The neurological effects of air pollution in children

Environmental exposures in utero and during early life may permanently change the body's structure, physiology and metabolism, and lead to diseases in adult life 1. Infants are particularly vulnerable because of their rapid growth and cell differentiation, immaturity of metabolic pathways and development of vital organ systems. The central nervous system has unprotected barriers and a broad time window of conformation, leading to a long period of vulnerability in the developmental process and to susceptibility to any environmental insult 2. Research conducted among a limited series of pollutants (including lead, mercury and polycyclic aromatic hydrocarbons (PAH)) shows that early-life exposure to chemicals at current environmental levels can be neurotoxic years or even decades after exposure 3.
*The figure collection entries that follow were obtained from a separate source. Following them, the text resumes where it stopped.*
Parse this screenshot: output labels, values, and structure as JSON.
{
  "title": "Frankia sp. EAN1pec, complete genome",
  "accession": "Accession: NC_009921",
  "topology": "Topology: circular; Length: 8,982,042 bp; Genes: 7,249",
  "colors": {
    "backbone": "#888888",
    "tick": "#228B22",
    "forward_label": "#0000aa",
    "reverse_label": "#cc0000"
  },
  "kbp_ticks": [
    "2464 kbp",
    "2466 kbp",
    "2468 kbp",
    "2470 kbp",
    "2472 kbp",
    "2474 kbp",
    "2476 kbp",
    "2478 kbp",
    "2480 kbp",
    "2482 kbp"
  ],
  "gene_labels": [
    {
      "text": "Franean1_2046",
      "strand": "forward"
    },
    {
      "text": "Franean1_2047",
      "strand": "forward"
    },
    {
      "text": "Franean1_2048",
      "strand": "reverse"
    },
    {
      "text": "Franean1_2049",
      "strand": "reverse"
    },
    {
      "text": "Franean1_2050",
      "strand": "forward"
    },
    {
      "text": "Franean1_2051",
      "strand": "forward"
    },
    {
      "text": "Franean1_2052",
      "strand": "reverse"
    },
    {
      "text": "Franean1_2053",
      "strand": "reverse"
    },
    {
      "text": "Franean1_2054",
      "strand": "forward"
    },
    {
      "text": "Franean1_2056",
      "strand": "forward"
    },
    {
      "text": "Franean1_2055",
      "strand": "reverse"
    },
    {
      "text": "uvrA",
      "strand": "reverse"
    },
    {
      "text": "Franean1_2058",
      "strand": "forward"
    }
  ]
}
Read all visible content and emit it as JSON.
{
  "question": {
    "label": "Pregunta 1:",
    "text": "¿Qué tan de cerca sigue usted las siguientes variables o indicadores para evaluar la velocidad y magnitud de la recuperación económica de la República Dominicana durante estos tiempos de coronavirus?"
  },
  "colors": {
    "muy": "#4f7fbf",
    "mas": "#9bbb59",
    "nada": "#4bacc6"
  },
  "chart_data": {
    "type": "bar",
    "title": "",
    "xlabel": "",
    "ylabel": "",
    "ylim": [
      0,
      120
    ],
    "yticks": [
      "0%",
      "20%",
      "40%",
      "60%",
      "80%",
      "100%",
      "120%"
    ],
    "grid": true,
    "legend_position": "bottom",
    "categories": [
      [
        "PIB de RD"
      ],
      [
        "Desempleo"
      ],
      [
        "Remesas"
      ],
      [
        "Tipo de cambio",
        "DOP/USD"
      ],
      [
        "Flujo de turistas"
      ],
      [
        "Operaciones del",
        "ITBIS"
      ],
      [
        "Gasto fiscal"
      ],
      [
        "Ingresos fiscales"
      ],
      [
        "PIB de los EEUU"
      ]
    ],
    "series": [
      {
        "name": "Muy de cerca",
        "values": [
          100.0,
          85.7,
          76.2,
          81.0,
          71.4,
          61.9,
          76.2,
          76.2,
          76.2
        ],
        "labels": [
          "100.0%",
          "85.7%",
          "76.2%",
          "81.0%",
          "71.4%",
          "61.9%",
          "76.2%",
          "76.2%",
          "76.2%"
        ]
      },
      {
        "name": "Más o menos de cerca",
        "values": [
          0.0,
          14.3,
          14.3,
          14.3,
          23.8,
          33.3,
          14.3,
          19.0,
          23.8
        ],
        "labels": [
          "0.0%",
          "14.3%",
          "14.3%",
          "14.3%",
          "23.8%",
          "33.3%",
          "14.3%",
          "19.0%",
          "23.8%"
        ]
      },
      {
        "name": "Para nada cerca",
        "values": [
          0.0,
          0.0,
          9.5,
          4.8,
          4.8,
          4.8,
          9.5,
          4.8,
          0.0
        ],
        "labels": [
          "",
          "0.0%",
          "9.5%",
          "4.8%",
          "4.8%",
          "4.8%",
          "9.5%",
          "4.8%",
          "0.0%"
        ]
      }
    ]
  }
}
Traffic-related air pollution, basically urban outdoor pollution, is a global public health problem 4. Cardiorespiratory effects and mechanisms have been fully investigated 5. In contrast, little is known regarding neurological effects, with only some preliminary evidence. In rats, ultrafine carbon particles have been found in the olfactory bulb and the cerebrum and cerebellum after inhalation exposure 6; this finding has been reproduced more recently with manganese particles directly translocated to the olfactory nerve from the nose to the brain 7. In one study, dogs living in a highly polluted region in Mexico City (Mexico) had an increase in brain inflammation compared with animals living in a less polluted area 8. The brain tissue of animals from Mexico City had higher levels of nuclear factor-{kappa}B activation and nitric oxide production, as well as the principal pro-inflammatory cytokines interleukin (IL)-1 and tumour necrosis factor (TNF)-{alpha}, compared with the animals from the nonpolluted area 9. In a study on human autopsies in Mexico City, exposure to severe air pollution has been associated with increased levels of cyclooxygenase (COX)-2 and accumulation of the 42-amino-acid form of β-amyloid, a cause of neuronal dysfunction 10.
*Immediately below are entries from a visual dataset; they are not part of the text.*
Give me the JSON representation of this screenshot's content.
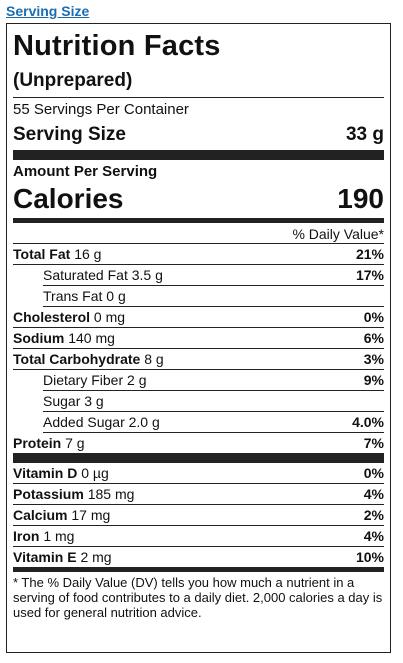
{
  "link": "Serving Size",
  "label": {
    "title": "Nutrition Facts",
    "subtitle": "(Unprepared)",
    "servings": "55 Servings Per Container",
    "serving_size_label": "Serving Size",
    "serving_size_value": "33 g",
    "amount_per_serving": "Amount Per Serving",
    "calories_label": "Calories",
    "calories_value": "190",
    "dv_header": "% Daily Value*",
    "nutrients": [
      {
        "name": "Total Fat",
        "amount": "16 g",
        "dv": "21%"
      },
      {
        "name": "Saturated Fat",
        "amount": "3.5 g",
        "dv": "17%"
      },
      {
        "name": "Trans Fat",
        "amount": "0 g",
        "dv": ""
      },
      {
        "name": "Cholesterol",
        "amount": "0 mg",
        "dv": "0%"
      },
      {
        "name": "Sodium",
        "amount": "140 mg",
        "dv": "6%"
      },
      {
        "name": "Total Carbohydrate",
        "amount": "8 g",
        "dv": "3%"
      },
      {
        "name": "Dietary Fiber",
        "amount": "2 g",
        "dv": "9%"
      },
      {
        "name": "Sugar",
        "amount": "3 g",
        "dv": ""
      },
      {
        "name": "Added Sugar",
        "amount": "2.0 g",
        "dv": "4.0%"
      },
      {
        "name": "Protein",
        "amount": "7 g",
        "dv": "7%"
      }
    ],
    "vitamins": [
      {
        "name": "Vitamin D",
        "amount": "0 µg",
        "dv": "0%"
      },
      {
        "name": "Potassium",
        "amount": "185 mg",
        "dv": "4%"
      },
      {
        "name": "Calcium",
        "amount": "17 mg",
        "dv": "2%"
      },
      {
        "name": "Iron",
        "amount": "1 mg",
        "dv": "4%"
      },
      {
        "name": "Vitamin E",
        "amount": "2 mg",
        "dv": "10%"
      }
    ],
    "footnote": "* The % Daily Value (DV) tells you how much a nutrient in a serving of food contributes to a daily diet. 2,000 calories a day is used for general nutrition advice."
  }
}
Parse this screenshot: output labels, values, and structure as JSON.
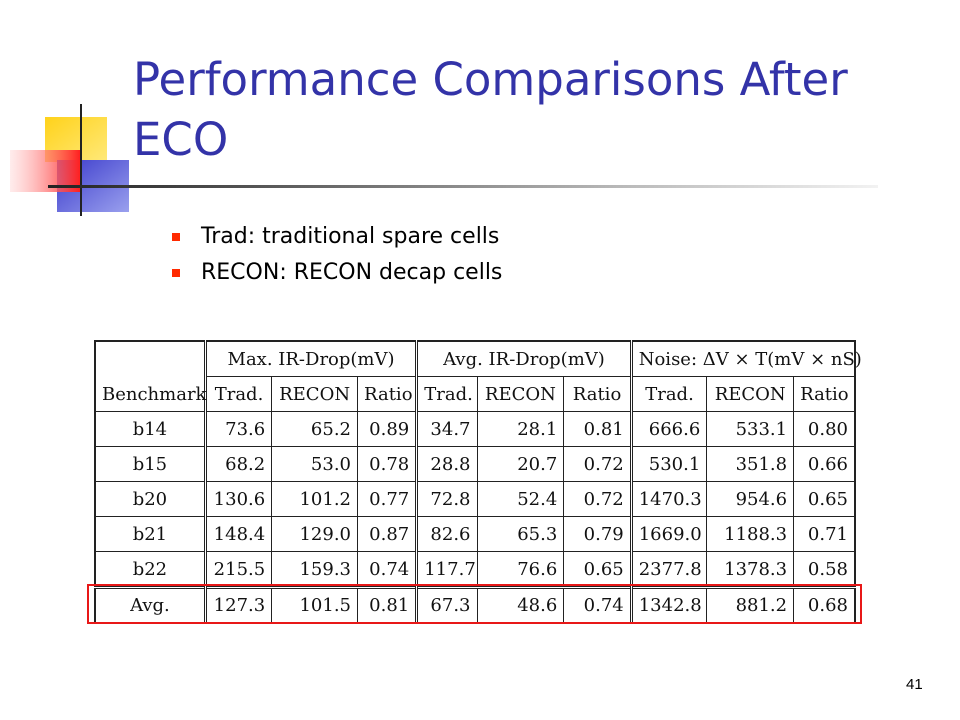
{
  "slide": {
    "title": "Performance Comparisons After ECO",
    "bullets": [
      "Trad: traditional spare cells",
      "RECON: RECON decap cells"
    ],
    "page_number": "41",
    "colors": {
      "title": "#3333a8",
      "bullet": "#ff2a00",
      "highlight": "#e81818",
      "deco_yellow": "#ffd21a",
      "deco_blue": "#3a3acb",
      "deco_red": "#ff3a3a"
    }
  },
  "table": {
    "benchmark_header": "Benchmark",
    "group_headers": [
      "Max. IR-Drop(mV)",
      "Avg. IR-Drop(mV)",
      "Noise: ΔV × T(mV × nS)"
    ],
    "sub_headers": [
      "Trad.",
      "RECON",
      "Ratio",
      "Trad.",
      "RECON",
      "Ratio",
      "Trad.",
      "RECON",
      "Ratio"
    ],
    "rows": [
      {
        "name": "b14",
        "values": [
          "73.6",
          "65.2",
          "0.89",
          "34.7",
          "28.1",
          "0.81",
          "666.6",
          "533.1",
          "0.80"
        ]
      },
      {
        "name": "b15",
        "values": [
          "68.2",
          "53.0",
          "0.78",
          "28.8",
          "20.7",
          "0.72",
          "530.1",
          "351.8",
          "0.66"
        ]
      },
      {
        "name": "b20",
        "values": [
          "130.6",
          "101.2",
          "0.77",
          "72.8",
          "52.4",
          "0.72",
          "1470.3",
          "954.6",
          "0.65"
        ]
      },
      {
        "name": "b21",
        "values": [
          "148.4",
          "129.0",
          "0.87",
          "82.6",
          "65.3",
          "0.79",
          "1669.0",
          "1188.3",
          "0.71"
        ]
      },
      {
        "name": "b22",
        "values": [
          "215.5",
          "159.3",
          "0.74",
          "117.7",
          "76.6",
          "0.65",
          "2377.8",
          "1378.3",
          "0.58"
        ]
      }
    ],
    "avg_row": {
      "name": "Avg.",
      "values": [
        "127.3",
        "101.5",
        "0.81",
        "67.3",
        "48.6",
        "0.74",
        "1342.8",
        "881.2",
        "0.68"
      ]
    }
  }
}
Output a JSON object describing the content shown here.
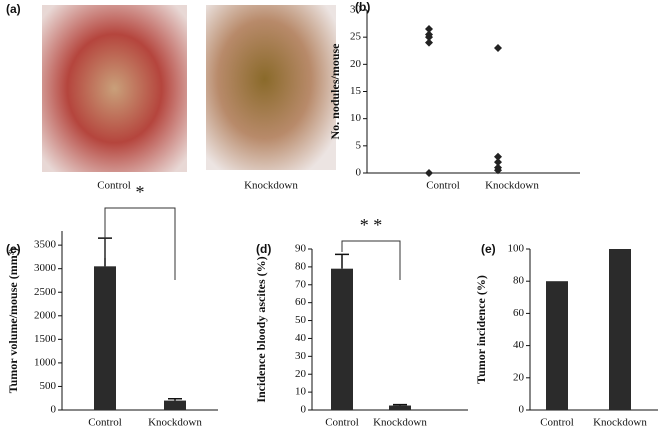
{
  "photo_panel": {
    "label": "(a)",
    "captions": [
      "Control",
      "Knockdown"
    ]
  },
  "chart_data": [
    {
      "type": "scatter",
      "panel_label": "(b)",
      "y_label": "No. nodules/mouse",
      "categories": [
        "Control",
        "Knockdown"
      ],
      "values": [
        [
          26.5,
          25.5,
          25,
          24,
          0
        ],
        [
          23,
          3,
          2,
          1,
          0.5
        ]
      ],
      "ylim": [
        0,
        30
      ],
      "yticks": [
        0,
        5,
        10,
        15,
        20,
        25,
        30
      ],
      "color": "#222222"
    },
    {
      "type": "bar",
      "panel_label": "(c)",
      "y_label": "Tumor volume/mouse (mm³)",
      "categories": [
        "Control",
        "Knockdown"
      ],
      "values": [
        3050,
        200
      ],
      "errors": [
        600,
        40
      ],
      "annotation": "*",
      "ylim": [
        0,
        3800
      ],
      "yticks": [
        0,
        500,
        1000,
        1500,
        2000,
        2500,
        3000,
        3500
      ],
      "color": "#2b2b2b"
    },
    {
      "type": "bar",
      "panel_label": "(d)",
      "y_label": "Incidence bloody ascites (%)",
      "categories": [
        "Control",
        "Knockdown"
      ],
      "values": [
        79,
        2.5
      ],
      "errors": [
        8,
        0.5
      ],
      "annotation": "* *",
      "ylim": [
        0,
        90
      ],
      "yticks": [
        0,
        10,
        20,
        30,
        40,
        50,
        60,
        70,
        80,
        90
      ],
      "color": "#2b2b2b"
    },
    {
      "type": "bar",
      "panel_label": "(e)",
      "y_label": "Tumor incidence (%)",
      "categories": [
        "Control",
        "Knockdown"
      ],
      "values": [
        80,
        100
      ],
      "ylim": [
        0,
        100
      ],
      "yticks": [
        0,
        20,
        40,
        60,
        80,
        100
      ],
      "color": "#2b2b2b"
    }
  ]
}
There are two small studies in children from the general population exposed to urban air. The first study related PAH in particulate form, as collected with individual pumps during two consecutive days in 181 pregnant women from New York City (NY, USA), to mental health measured at age 3 yrs in their offspring 11. The short measurement of the exposure (only 2 days), their narrow variability (only low and high levels), and the poor specificity of PAH (the principal source is smoking) resulted in preliminary research that is not very conclusive. The second study related average air pollution exposure during childhood (carbon particles at home address derived by spatial modelling) to intelligence at age 9 yrs in 202 children from Boston (MA, USA) 12. The study, however, followed only 20% of those recruited and did not measure prospectively the variations in air pollution or the time-activity patterns of the participants. The two studies adjusted for potential confounders, such as socio-economic conditions or internal doses of lead, but failed to adjust for other factors, such as noise. Overall, these two studies were the first to translate into humans the evidence suggested in animal studies, but their deficiencies in size and design call for larger and more detailed research.